Los centros de responsabilidad han de gozar de autonomía para que funcionen eficientemente, por lo que su gestión debe estar sometida al derecho privado y no al público. Se requiere además una amplia delegación de atribuciones, el cambio de cultura de los directivos, el cambio en el proceso decisiones, y el funcionamiento como empresas de los centros de responsabilidad. Los que estén al frente actuarán como verdaderos gerentes de empresas, pero sometidos a la responsabilidad que conlleva no alcanzar los objetivos fijados.

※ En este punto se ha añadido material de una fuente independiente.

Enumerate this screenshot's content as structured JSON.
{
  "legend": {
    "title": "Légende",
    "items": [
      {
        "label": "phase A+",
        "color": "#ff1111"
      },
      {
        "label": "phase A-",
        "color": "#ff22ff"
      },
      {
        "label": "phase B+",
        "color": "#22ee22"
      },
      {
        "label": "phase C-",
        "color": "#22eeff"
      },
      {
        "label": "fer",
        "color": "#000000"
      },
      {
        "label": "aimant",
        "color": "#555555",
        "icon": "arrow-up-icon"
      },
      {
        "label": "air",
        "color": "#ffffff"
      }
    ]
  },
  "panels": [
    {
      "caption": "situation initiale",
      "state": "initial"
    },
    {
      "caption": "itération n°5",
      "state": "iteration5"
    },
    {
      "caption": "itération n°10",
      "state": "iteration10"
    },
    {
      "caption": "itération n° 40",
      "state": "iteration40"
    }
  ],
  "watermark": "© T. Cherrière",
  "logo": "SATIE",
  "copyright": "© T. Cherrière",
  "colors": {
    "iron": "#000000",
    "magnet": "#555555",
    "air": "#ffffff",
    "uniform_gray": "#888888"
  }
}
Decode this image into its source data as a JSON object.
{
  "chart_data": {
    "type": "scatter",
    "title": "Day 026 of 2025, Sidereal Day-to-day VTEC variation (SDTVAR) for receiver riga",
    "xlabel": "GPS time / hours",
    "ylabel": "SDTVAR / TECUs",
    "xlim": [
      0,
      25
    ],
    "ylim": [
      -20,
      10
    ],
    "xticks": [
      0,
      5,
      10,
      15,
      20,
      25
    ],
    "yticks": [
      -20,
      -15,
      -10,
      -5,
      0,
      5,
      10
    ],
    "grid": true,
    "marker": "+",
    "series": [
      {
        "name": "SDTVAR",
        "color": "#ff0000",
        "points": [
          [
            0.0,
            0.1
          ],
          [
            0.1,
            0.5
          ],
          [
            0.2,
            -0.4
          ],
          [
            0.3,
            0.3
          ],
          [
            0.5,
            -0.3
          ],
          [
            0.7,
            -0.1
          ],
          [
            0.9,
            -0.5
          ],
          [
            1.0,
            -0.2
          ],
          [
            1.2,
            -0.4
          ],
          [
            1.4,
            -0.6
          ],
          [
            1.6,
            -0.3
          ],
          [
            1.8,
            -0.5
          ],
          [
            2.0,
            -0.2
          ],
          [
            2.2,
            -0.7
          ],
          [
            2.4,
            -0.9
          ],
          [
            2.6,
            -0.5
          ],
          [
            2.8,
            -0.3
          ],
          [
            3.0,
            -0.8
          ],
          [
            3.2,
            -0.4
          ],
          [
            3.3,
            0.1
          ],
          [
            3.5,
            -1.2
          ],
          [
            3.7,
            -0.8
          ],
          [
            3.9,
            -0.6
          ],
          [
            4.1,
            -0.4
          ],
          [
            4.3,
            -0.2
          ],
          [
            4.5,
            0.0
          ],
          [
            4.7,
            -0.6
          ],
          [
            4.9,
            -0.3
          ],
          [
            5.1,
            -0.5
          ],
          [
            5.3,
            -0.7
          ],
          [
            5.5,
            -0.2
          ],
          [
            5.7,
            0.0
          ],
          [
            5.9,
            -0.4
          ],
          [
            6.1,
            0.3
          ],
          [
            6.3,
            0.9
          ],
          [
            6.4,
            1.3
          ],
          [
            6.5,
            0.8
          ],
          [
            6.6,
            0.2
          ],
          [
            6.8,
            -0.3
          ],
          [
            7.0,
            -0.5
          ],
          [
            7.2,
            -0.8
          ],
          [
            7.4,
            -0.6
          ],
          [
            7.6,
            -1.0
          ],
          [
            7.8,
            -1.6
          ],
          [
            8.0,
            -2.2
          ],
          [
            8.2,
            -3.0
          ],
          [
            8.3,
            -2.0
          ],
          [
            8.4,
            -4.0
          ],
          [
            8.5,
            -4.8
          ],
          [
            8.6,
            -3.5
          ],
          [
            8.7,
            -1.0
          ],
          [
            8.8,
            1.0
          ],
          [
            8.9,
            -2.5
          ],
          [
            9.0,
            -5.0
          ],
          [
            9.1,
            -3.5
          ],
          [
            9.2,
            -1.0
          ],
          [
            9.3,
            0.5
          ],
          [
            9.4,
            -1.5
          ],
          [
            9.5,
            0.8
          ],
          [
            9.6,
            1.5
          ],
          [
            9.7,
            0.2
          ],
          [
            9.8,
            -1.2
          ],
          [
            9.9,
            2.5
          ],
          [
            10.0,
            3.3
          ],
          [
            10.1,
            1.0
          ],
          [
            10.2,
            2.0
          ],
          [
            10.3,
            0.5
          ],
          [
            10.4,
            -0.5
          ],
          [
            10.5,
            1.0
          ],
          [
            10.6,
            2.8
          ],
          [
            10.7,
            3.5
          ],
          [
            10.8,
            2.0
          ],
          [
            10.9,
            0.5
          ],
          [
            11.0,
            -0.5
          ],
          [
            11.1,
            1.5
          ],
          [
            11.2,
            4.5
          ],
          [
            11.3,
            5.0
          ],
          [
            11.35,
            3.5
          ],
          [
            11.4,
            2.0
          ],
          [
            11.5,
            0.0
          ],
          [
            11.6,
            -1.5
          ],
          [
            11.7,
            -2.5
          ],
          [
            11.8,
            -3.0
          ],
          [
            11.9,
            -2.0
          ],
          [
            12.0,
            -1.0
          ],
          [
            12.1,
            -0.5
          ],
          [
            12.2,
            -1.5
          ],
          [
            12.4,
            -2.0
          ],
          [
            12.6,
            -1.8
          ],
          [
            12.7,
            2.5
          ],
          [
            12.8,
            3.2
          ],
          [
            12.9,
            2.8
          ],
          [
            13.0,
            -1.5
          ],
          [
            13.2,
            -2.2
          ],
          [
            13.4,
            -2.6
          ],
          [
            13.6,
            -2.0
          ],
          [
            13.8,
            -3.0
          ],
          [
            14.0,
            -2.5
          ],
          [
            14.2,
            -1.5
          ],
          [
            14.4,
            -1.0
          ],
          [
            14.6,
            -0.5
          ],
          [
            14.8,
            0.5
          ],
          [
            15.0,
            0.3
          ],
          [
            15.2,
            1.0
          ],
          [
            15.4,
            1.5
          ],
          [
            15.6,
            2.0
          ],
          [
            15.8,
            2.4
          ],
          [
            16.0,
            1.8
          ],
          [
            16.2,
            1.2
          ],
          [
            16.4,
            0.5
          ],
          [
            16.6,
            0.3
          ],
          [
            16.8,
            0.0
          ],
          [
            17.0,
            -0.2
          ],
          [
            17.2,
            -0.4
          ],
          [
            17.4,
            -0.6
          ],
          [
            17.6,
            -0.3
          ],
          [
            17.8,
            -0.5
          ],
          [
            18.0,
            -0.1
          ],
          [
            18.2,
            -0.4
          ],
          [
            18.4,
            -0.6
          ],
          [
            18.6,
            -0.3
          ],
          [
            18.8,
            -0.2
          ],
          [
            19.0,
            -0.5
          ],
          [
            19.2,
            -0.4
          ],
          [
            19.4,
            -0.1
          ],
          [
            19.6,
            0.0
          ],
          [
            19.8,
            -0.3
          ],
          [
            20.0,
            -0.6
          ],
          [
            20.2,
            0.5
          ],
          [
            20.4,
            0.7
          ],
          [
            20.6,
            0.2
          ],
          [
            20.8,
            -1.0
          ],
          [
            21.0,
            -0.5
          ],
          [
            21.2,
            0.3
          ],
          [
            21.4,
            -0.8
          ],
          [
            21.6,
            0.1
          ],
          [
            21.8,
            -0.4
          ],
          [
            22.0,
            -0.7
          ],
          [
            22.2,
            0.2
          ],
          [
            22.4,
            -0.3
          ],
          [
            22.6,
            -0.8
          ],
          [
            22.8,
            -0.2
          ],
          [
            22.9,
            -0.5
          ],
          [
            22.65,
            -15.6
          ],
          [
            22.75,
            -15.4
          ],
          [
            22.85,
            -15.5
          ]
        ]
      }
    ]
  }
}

Si razones de integración social, equidad, dificultad de conocer los mercados, externalidades, etc., han llevado a la provisión pública de las necesidades preferentes, es evidente que lo que hay que garantizar en el supuesto de producción privada, es que se cumplan los objetivos que dieron lugar a la transformación de necesidades privadas en preferentes con provisión pública, para lo cual hay que establecer el oportuno sistema de control público. Pero ello no debe ser justificación para eliminar al sector privado de la producción de dichos bienes, si su eficiencia productiva es superior a la pública.
Un país de tradición socialista como Suecia ha introducido competencia en los bienes de la protección social entre sector público y el privado, conservando la financiación pública. La modernización debe cerrarse con algo tan elemental, pero que la Administración Pública se resiste a aceptar, como la introducción de criterios de mercado en su labor. La separación de funciones de regulación, provisión y producción hace factible introducir la colaboración de las empresas en la gestión pública. Los ministros Jerónimo Saavedra y Eduardo Zaplana, de distinta ideología, admitían esta colaboración.
La organización, como instrumento de eficiencia productiva, debe adquirir en la Administración Pública un papel tan destacado como en la empresa privada. En muchas ocasiones, las ventajas comparativas que una empresa tiene en el mercado sobre otra, proceden de una organización más adecuada. En la Administración Pública la teoría de la organización prácticamente puede considerarse inexistente. Es inconcebible que la empresa más grande del país, que produce miles de tipos diferentes de servicios, en miles y miles de Centros productivos extendidos por toda la Nación, no se haya preocupado de su organización.